In QuickFlo’s case, the agent step picks tools from the existing workflow library. Workflow name = tool name. Workflow description = tool description. Workflow input schema = tool input schema. There’s no separate tool registry, no separate lifecycle, no separate observability layer. Tools inherit retries, traces, connections, and error handling from the workflow engine - there’s no second copy to maintain.
The lesson generalizes: if your platform already has typed callable units, those are your tools. Building a parallel “tools” abstraction is rebuilding what you already have. Tighter, fewer concepts, less drift.
6. Tool names and descriptions are loose hints.
They’re software contracts. The LLM reads them on every turn - that’s how it picks which tool to call and how to fill in arguments. Treat them like API docs: precise, scoped, with a clear when-to-use sentence and a clear what-not-to-use-for sentence.
A tool named update_account with description “updates the account” is a bug. A tool named update_account with description “Updates one field on a customer’s account record. For multi-field updates use bulk_update_account. Requires user approval.” is a contract. Renaming lookup_account to query_account_by_id changes which prompts route to it. Treat names like REST endpoints - you’re going to live with them.

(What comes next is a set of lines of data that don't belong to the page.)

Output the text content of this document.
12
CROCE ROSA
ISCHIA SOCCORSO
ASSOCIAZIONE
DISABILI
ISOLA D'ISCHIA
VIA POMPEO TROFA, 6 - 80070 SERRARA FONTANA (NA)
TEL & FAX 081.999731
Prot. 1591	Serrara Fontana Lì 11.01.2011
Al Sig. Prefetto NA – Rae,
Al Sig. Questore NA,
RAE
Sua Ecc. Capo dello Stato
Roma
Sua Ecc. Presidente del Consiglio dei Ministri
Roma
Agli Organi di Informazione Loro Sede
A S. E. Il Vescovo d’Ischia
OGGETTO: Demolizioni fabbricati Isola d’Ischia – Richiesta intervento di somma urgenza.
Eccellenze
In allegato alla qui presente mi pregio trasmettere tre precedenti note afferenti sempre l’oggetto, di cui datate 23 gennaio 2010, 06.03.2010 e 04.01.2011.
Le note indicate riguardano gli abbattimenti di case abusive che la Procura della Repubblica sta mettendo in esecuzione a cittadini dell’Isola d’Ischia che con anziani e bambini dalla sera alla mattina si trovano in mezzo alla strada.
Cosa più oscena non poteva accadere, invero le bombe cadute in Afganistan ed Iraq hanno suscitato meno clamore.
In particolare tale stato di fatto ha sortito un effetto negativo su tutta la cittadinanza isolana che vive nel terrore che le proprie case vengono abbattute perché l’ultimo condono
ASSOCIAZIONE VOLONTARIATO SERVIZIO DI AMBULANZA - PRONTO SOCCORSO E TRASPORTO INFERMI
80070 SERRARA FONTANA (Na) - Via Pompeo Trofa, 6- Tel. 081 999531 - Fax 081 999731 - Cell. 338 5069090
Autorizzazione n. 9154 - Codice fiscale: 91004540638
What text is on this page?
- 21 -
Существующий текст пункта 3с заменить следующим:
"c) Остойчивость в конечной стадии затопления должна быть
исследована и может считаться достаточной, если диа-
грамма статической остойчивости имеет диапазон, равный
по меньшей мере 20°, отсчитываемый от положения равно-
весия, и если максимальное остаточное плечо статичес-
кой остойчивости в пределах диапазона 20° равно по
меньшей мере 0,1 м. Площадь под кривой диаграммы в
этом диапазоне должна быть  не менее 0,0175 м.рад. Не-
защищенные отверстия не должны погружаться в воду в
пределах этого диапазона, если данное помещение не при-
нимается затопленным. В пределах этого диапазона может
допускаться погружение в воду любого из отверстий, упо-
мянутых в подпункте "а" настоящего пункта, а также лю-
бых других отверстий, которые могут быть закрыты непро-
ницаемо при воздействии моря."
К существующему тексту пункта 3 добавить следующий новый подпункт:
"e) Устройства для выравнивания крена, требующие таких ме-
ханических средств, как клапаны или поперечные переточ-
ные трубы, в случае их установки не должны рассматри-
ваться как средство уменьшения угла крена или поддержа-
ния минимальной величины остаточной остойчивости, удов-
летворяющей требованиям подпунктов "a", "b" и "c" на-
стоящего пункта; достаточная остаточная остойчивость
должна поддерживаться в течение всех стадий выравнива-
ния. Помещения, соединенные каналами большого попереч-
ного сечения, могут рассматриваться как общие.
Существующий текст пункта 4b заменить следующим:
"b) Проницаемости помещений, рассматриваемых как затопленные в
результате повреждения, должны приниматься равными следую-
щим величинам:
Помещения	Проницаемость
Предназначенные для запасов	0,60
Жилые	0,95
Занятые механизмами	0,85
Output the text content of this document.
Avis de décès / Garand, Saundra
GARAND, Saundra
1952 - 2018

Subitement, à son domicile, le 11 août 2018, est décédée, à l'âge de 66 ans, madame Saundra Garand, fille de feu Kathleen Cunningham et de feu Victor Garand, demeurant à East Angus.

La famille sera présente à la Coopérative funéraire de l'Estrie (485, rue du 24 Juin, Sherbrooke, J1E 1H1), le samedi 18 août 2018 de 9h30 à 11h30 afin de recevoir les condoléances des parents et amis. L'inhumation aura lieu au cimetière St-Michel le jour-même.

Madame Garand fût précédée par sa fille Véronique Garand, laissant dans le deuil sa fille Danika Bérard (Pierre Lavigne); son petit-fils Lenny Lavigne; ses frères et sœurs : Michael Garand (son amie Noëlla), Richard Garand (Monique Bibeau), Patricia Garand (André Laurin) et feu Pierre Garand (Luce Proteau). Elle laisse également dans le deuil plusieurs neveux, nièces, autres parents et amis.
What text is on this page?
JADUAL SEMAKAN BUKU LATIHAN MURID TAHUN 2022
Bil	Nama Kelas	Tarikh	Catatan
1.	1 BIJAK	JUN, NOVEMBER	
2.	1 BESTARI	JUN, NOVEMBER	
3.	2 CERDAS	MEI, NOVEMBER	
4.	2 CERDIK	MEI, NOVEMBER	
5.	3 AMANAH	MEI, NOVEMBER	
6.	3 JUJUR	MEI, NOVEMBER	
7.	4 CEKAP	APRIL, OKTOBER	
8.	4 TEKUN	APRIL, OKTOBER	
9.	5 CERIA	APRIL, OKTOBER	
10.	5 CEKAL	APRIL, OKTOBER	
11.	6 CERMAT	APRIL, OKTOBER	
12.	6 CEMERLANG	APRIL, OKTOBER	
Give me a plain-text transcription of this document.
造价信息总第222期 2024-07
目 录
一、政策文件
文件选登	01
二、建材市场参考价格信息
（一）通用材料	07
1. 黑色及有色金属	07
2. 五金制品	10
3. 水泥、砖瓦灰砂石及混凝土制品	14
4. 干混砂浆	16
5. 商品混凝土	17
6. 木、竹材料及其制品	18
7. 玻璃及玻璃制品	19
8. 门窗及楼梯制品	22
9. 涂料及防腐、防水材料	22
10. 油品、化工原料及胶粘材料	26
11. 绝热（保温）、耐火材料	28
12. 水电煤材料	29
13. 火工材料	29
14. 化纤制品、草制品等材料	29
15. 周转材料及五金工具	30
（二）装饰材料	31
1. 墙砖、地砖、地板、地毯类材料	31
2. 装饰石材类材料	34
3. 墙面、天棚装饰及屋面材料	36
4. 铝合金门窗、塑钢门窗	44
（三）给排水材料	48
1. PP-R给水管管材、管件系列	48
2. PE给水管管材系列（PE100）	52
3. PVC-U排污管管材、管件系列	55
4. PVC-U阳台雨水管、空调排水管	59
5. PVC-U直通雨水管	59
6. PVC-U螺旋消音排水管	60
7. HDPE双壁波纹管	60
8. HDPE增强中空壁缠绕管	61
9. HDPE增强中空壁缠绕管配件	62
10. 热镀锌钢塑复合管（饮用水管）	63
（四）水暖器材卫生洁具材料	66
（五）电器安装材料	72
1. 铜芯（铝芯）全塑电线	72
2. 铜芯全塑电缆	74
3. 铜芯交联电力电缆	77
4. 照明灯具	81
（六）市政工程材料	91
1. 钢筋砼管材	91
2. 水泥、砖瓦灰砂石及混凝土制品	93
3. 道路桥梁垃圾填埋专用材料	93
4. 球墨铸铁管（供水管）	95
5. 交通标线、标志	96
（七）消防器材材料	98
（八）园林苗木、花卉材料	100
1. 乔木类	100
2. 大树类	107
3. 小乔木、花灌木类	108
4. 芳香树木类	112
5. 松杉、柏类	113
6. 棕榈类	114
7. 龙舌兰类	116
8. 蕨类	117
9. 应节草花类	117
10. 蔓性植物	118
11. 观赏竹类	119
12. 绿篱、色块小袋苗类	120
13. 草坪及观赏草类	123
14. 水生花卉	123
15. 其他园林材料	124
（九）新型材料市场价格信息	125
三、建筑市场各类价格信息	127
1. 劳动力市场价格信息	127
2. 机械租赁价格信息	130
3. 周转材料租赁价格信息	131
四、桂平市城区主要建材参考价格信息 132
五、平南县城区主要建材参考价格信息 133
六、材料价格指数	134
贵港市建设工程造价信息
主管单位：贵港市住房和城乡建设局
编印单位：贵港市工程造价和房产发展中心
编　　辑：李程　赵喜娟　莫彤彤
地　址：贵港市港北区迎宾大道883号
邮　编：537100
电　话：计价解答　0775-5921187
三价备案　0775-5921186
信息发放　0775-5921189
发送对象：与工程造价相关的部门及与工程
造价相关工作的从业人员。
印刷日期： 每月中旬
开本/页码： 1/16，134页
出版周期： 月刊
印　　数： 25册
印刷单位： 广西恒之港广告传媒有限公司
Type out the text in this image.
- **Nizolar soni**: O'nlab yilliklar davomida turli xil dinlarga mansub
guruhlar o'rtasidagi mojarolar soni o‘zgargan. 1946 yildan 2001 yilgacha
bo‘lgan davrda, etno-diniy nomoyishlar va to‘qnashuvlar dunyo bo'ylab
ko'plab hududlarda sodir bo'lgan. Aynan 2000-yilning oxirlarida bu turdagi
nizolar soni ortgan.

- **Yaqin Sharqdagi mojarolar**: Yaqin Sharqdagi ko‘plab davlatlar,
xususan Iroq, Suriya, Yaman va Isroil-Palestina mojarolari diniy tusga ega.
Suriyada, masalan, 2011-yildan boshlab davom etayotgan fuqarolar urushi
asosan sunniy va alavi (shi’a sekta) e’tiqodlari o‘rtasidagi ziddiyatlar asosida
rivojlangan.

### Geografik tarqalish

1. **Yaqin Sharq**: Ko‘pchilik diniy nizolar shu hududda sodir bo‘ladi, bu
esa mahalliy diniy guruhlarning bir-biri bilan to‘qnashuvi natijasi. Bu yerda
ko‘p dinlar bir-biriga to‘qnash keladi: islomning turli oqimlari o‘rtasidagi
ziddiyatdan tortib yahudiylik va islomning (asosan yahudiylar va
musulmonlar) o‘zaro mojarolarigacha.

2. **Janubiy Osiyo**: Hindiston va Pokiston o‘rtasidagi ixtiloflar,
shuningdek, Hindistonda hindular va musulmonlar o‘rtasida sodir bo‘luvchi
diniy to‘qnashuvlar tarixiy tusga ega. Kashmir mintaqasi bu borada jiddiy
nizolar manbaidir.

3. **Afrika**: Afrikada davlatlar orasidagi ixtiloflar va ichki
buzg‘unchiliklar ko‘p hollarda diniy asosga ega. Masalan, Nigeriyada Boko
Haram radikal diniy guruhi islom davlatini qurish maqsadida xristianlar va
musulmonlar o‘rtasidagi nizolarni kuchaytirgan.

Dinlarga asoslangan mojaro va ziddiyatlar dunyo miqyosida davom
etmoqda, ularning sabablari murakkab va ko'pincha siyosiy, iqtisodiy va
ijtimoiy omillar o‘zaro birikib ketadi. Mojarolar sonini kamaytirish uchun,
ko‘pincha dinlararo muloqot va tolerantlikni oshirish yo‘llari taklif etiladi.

7. You need a vector store for memory.
You usually don’t. Most “memory” needs are: summarize the previous conversation, surface a few past summaries on the next session. That’s a string in a jsonb column. Vector stores start paying off when you’re searching across thousands of unstructured documents - at which point you have an actual retrieval problem, not a memory problem. Default to summaries on rows. Reach for vectors when you can’t help it.
8. The right question is “what if the LLM does X?”
The right question is “what does my system do when the LLM does X?” - for any X. The LLM is going to call the wrong tool, hallucinate arguments, fire fifty parallel tool calls, return malformed JSON, and emit prompt injections back to you. Your job is to build a system where that’s a recoverable event, not a disaster. Cost caps, validation, approval gates, idempotent tools, good error handling. The model is part of your input distribution, not your application logic.
9. Cost caps that exist in the schema actually enforce.
Mine didn’t. The agent step had a maxTokens field for months. The runtime computed running totals and emitted a logger.log() when the budget was exceeded. That was the entire enforcement. Under adversarial input - “call every tool forever” - the agent would blow through any budget you set. A schema field that doesn’t bite is a lie. Verify enforcement, not configuration.
10. Streaming is free.
It isn’t. Streaming token-by-token rendering looks magical, but it forces you to confront state correctness in ways batch responses don’t. Two systems (server emitting events, client rendering them) drift out of sync. Mid-flight UI states need design. Reconnect-on-drop needs replay. Out-of-order delivery needs sequencing. If your use case doesn’t need streaming - internal tools, batch processing, async workflows - don’t pay for it. Streaming is a UX commitment, not a default.
The meta-pattern: building agent tools is mostly classical software engineering with one decision step that happens to be a language model. The loop is easy. The rules around it - schemas, contracts, permissions, artifact flow, error handling - are the work.
The tightest agent platforms aren’t the ones with the cleverest prompts. They’re the ones with the strictest contracts around the prompt. Tools that are typed and obvious. Schemas that match the read shape. Cost caps that enforce. Approvals that ride on a channel that already exists.
Most of the AI tooling discourse is about prompting. The real lessons are about state, contracts, and graceful degradation. Same as every other distributed system you’ve shipped.